Un estudio privado analiza qué otras áreas podrían reformarse para bajar el gasto público ante la mayor lentitud en el recorte de subsidios.

DYN15El fallo de la Corte Suprema de Justicia sobre las tarifas implica que la estrategia de reducir déficit fiscal vía recorte de subsidios llevará más tiempo del planeado. El gobierno nacional reconoció que se reduce en 20 mil millones de pesos la cifra que iban a acortar por esa vía; de todos modos no significa que no se puedan revisar otros componentes del gasto público.
Por ejemplo, la consultora Idesa indica que “reformar el sistema previsional y desmantelar intervenciones nacionales superpuestas con funciones provinciales no solo resultan prioritarias sino que, después de la intervención de la Justicia, pasan a ser urgentes”.
El trabajo admite que, entre los principales impactos del fallo uno de los más relevantes es que obliga a continuar derivando una importante cantidad de recursos fiscales a subsidiar las tarifas. Esto entra en colisión con el objetivo de reducir el déficit fiscal, condición indispensable para recuperar la estabilidad de precios, la inversión y el crecimiento. La gradualidad que impuso la Corte altera el plan fiscal que se venía sosteniendo.
En este sentido es importante tener en cuenta que los subsidios económicos representaron aproximadamente el 15% del gasto público primario de la Administración Pública Nacional en la primera mitad del año 2016. El resto se integra por:
El 63% se destina a gastos de carácter social (previsión social, salud, educación, vivienda e infraestructura básica); el 16% se aplica al pago de salarios y funcionamiento del Estado y el seis por ciento se destina a inversión pública.
Estos datos muestran que los recursos fiscales asignados a subsidiar la energía, el transporte y las empresas públicas representan prácticamente un cuarto del gasto social, lo mismo que se gasta en salarios públicos y más del doble de lo que se asigna a obra pública.
Se trata de una enorme cantidad de recursos fiscales que en la mayoría de los casos beneficia a personas de ingresos medios y altos, produce ineficiencias y oportunidades de corrupción y ha llevado a la crisis del sector energético. Sin perjuicio de ello, también muestran que la gradualidad que impuso la Corte no necesariamente implica claudicar en el objetivo de reducir el déficit fiscal. “Muy por el contrario, existen otros componentes del gasto público donde con adecuadas estrategias se puede mejorar las cuentas fiscales”, agrega el informe.

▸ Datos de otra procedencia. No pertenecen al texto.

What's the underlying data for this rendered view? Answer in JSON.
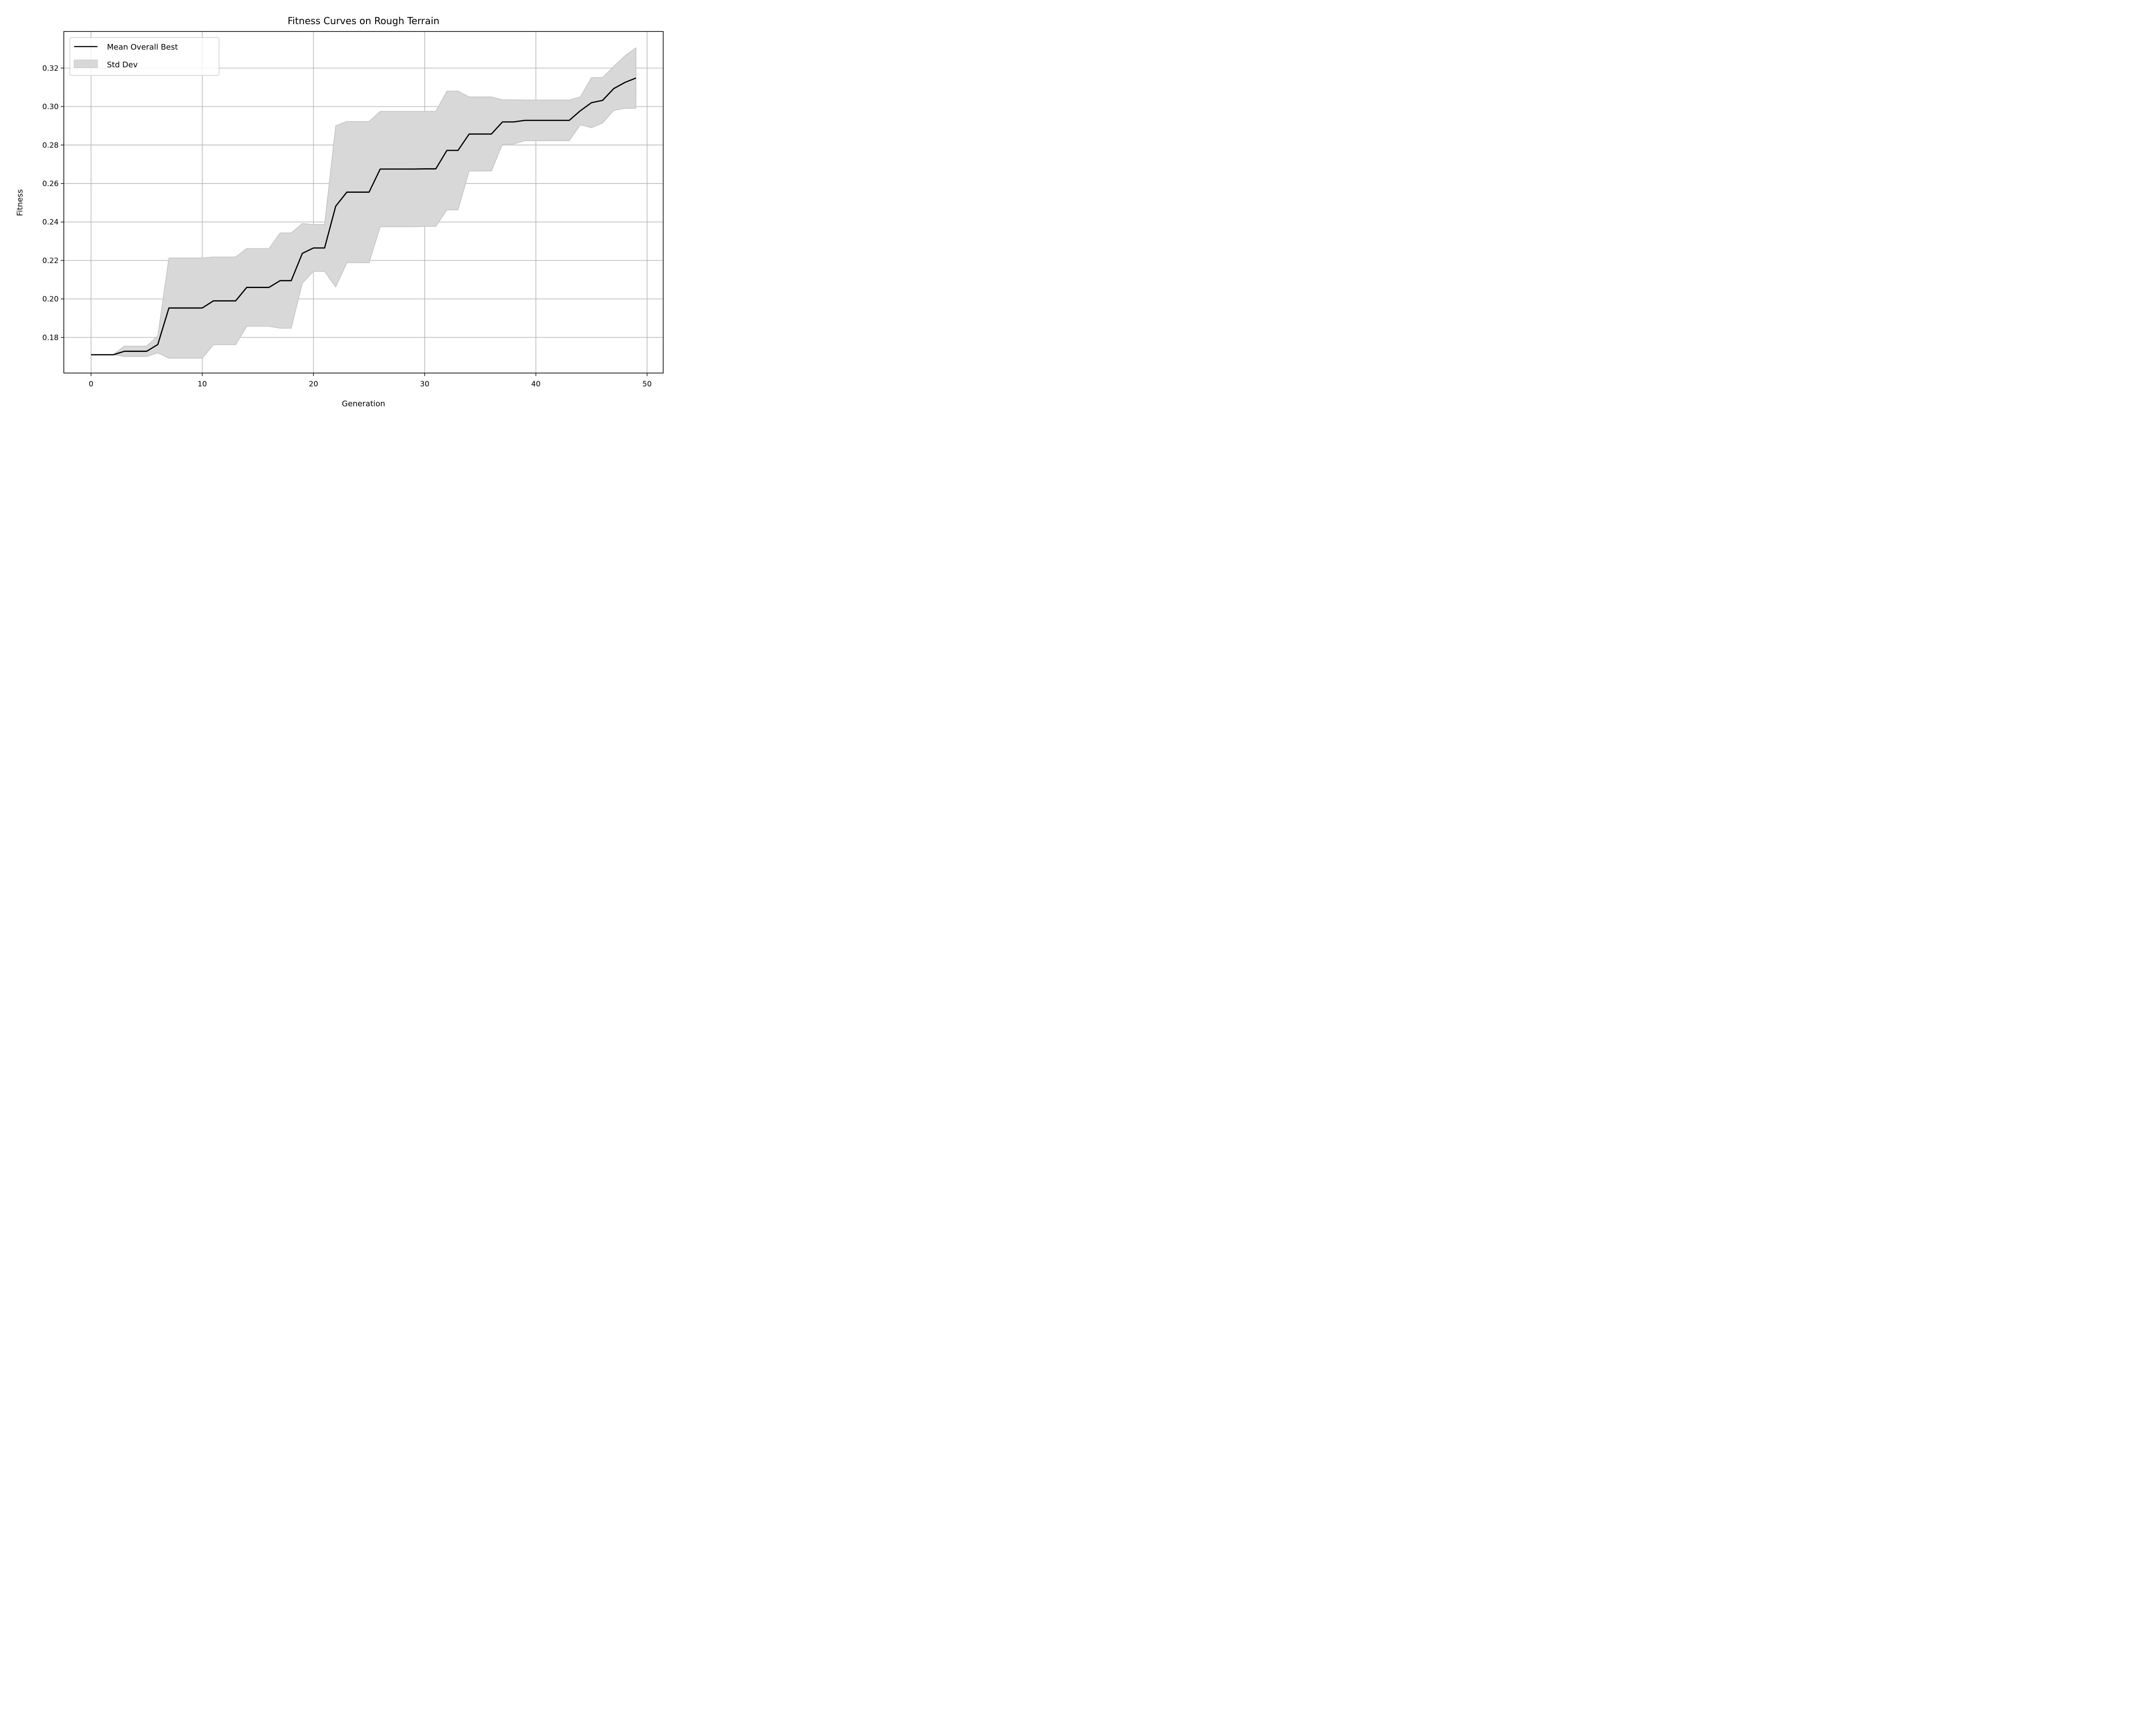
{
  "chart_data": {
    "type": "line",
    "title": "Fitness Curves on Rough Terrain",
    "xlabel": "Generation",
    "ylabel": "Fitness",
    "xlim": [
      -2.45,
      51.45
    ],
    "ylim": [
      0.1615,
      0.339
    ],
    "xticks": [
      0,
      10,
      20,
      30,
      40,
      50
    ],
    "yticks": [
      0.18,
      0.2,
      0.22,
      0.24,
      0.26,
      0.28,
      0.3,
      0.32
    ],
    "xtick_labels": [
      "0",
      "10",
      "20",
      "30",
      "40",
      "50"
    ],
    "ytick_labels": [
      "0.18",
      "0.20",
      "0.22",
      "0.24",
      "0.26",
      "0.28",
      "0.30",
      "0.32"
    ],
    "grid": true,
    "legend_position": "top-left",
    "x": [
      0,
      1,
      2,
      3,
      4,
      5,
      6,
      7,
      8,
      9,
      10,
      11,
      12,
      13,
      14,
      15,
      16,
      17,
      18,
      19,
      20,
      21,
      22,
      23,
      24,
      25,
      26,
      27,
      28,
      29,
      30,
      31,
      32,
      33,
      34,
      35,
      36,
      37,
      38,
      39,
      40,
      41,
      42,
      43,
      44,
      45,
      46,
      47,
      48,
      49
    ],
    "series": [
      {
        "name": "Mean Overall Best",
        "color": "#000000",
        "values": [
          0.171,
          0.171,
          0.171,
          0.1728,
          0.1728,
          0.1728,
          0.1763,
          0.1953,
          0.1953,
          0.1953,
          0.1953,
          0.199,
          0.199,
          0.199,
          0.206,
          0.206,
          0.206,
          0.2095,
          0.2095,
          0.2237,
          0.2265,
          0.2265,
          0.2482,
          0.2555,
          0.2555,
          0.2555,
          0.2675,
          0.2675,
          0.2675,
          0.2675,
          0.2676,
          0.2676,
          0.2772,
          0.2772,
          0.2857,
          0.2857,
          0.2857,
          0.292,
          0.292,
          0.2928,
          0.2928,
          0.2928,
          0.2928,
          0.2928,
          0.2978,
          0.302,
          0.3032,
          0.3093,
          0.3125,
          0.3148
        ]
      },
      {
        "name": "Std Dev",
        "color": "#d8d8d8",
        "edge_color": "#bdbdbd",
        "upper": [
          0.171,
          0.171,
          0.171,
          0.1755,
          0.1755,
          0.1755,
          0.1808,
          0.2213,
          0.2213,
          0.2213,
          0.2213,
          0.2218,
          0.2218,
          0.2218,
          0.2262,
          0.2262,
          0.2262,
          0.2343,
          0.2343,
          0.2392,
          0.2387,
          0.2387,
          0.29,
          0.2922,
          0.2922,
          0.2922,
          0.2975,
          0.2975,
          0.2975,
          0.2975,
          0.2975,
          0.2975,
          0.308,
          0.308,
          0.305,
          0.305,
          0.305,
          0.3035,
          0.3035,
          0.3034,
          0.3034,
          0.3034,
          0.3034,
          0.3034,
          0.305,
          0.315,
          0.3151,
          0.3208,
          0.3263,
          0.3305
        ],
        "lower": [
          0.171,
          0.171,
          0.171,
          0.1701,
          0.1701,
          0.1701,
          0.172,
          0.1692,
          0.1692,
          0.1692,
          0.1692,
          0.1762,
          0.1762,
          0.1762,
          0.1858,
          0.1858,
          0.1858,
          0.1848,
          0.1848,
          0.2082,
          0.2143,
          0.2143,
          0.2062,
          0.2188,
          0.2188,
          0.2188,
          0.2375,
          0.2375,
          0.2375,
          0.2375,
          0.2377,
          0.2377,
          0.2463,
          0.2463,
          0.2665,
          0.2665,
          0.2665,
          0.2805,
          0.2805,
          0.2822,
          0.2822,
          0.2822,
          0.2822,
          0.2822,
          0.2905,
          0.289,
          0.2914,
          0.298,
          0.299,
          0.2991
        ]
      }
    ]
  }
}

Un área ineludible de reformas es el sistema previsional. Para Idesa, en este aspecto queda más explícito el “error” de no haber contemplado en la Ley de Reparación Histórica a los Jubilados cambios en la organización del sistema previsional. Plantea que el reconocimiento de las deudas “es justo y necesario, pero también es imprescindible corregir muchas inconsistencias e inequidades que cobijan las normas previsionales vigentes. Si bien en la ley se contempla la creación de una comisión para abordar el tema, su dinámica resulta demasiado cansina frente a la insolvencia en que se encuentra el sistema jubilatorio”.
En el resto del gasto social también hay espacios de reformas. Siguen operando una treintena de programas federales en educación, salud y desarrollo social que en lo que va del año distribuyó $40 mil millones entre las provincias en un esquema heredado de intervenciones nacionales superpuestas con las responsabilidades provinciales.

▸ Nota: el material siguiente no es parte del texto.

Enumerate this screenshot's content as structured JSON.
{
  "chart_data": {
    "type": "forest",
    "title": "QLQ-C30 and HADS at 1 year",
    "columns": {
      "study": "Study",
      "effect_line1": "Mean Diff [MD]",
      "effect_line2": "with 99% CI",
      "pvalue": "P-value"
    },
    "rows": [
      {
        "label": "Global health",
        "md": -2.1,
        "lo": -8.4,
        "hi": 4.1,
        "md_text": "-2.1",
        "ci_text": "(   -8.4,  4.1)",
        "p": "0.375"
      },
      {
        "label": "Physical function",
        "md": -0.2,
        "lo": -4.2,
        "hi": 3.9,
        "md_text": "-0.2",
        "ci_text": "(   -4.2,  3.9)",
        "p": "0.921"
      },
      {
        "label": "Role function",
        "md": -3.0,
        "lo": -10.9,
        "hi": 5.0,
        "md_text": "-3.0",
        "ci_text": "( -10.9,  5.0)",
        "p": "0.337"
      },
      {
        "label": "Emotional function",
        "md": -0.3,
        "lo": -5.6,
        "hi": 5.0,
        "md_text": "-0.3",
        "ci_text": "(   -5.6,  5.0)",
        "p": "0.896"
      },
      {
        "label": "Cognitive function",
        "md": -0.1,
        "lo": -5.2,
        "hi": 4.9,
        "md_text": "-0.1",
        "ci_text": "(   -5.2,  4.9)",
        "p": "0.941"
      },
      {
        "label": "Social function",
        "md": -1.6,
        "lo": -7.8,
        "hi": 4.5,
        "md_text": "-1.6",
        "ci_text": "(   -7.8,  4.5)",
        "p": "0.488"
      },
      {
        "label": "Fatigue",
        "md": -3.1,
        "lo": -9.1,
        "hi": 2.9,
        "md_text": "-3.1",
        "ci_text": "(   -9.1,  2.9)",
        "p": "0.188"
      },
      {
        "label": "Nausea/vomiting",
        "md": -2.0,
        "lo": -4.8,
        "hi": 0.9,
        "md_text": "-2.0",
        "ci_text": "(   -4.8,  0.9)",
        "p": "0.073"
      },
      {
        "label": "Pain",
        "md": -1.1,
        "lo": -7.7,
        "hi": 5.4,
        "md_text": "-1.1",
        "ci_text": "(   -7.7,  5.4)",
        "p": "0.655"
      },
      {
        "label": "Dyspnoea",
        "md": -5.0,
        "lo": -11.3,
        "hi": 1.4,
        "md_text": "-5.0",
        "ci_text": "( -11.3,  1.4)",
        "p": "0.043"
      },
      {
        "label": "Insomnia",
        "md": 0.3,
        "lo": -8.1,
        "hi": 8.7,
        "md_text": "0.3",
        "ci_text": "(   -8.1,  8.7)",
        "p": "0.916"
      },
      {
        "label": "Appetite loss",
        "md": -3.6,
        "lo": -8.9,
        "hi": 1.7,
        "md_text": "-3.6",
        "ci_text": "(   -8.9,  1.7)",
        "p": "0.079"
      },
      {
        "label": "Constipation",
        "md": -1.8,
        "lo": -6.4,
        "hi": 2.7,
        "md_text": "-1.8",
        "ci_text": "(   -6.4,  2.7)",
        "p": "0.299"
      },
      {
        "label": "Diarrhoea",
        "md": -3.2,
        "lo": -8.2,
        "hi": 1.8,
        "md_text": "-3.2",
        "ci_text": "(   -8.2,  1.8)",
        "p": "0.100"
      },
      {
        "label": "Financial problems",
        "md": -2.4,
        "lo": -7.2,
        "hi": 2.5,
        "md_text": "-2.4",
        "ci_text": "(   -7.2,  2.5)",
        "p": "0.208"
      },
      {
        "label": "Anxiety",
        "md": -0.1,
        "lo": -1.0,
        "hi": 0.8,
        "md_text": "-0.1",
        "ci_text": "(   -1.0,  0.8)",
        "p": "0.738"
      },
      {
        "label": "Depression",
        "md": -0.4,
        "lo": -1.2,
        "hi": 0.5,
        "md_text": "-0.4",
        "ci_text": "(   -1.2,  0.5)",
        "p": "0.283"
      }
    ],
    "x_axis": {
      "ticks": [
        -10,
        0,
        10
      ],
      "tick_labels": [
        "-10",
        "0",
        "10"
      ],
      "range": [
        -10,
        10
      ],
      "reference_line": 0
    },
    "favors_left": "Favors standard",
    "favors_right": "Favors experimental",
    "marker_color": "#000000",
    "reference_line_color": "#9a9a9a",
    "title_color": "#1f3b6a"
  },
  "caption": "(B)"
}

“Replanteando este rol, se podría desmantelar estructuras burocráticas inútiles que se fueron acumulando durante décadas bajo la lógica de un Estado nacional invasivo de las funciones provinciales y municipales”, sostiene Idesa.

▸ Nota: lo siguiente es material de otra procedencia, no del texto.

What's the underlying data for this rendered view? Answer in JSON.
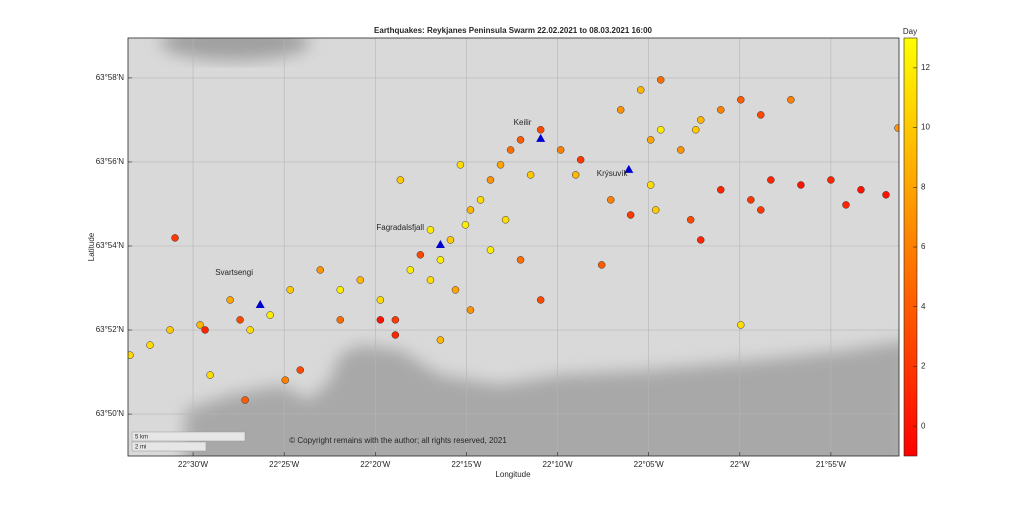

Insiste en que el fallo de la Justicia en el tema tarifario no es un obstáculo insalvable para cumplir con la meta de reducir el déficit fiscal y, por esta vía, bajar la inflación y aumentar la producción. Por el contrario, es un factor adicional que alerta sobre la necesidad de avanzar de manera más veloz y decidida en la modernización del Estado para convertirlo en un instrumento eficaz de promoción del desarrollo social sustentable y equilibrado.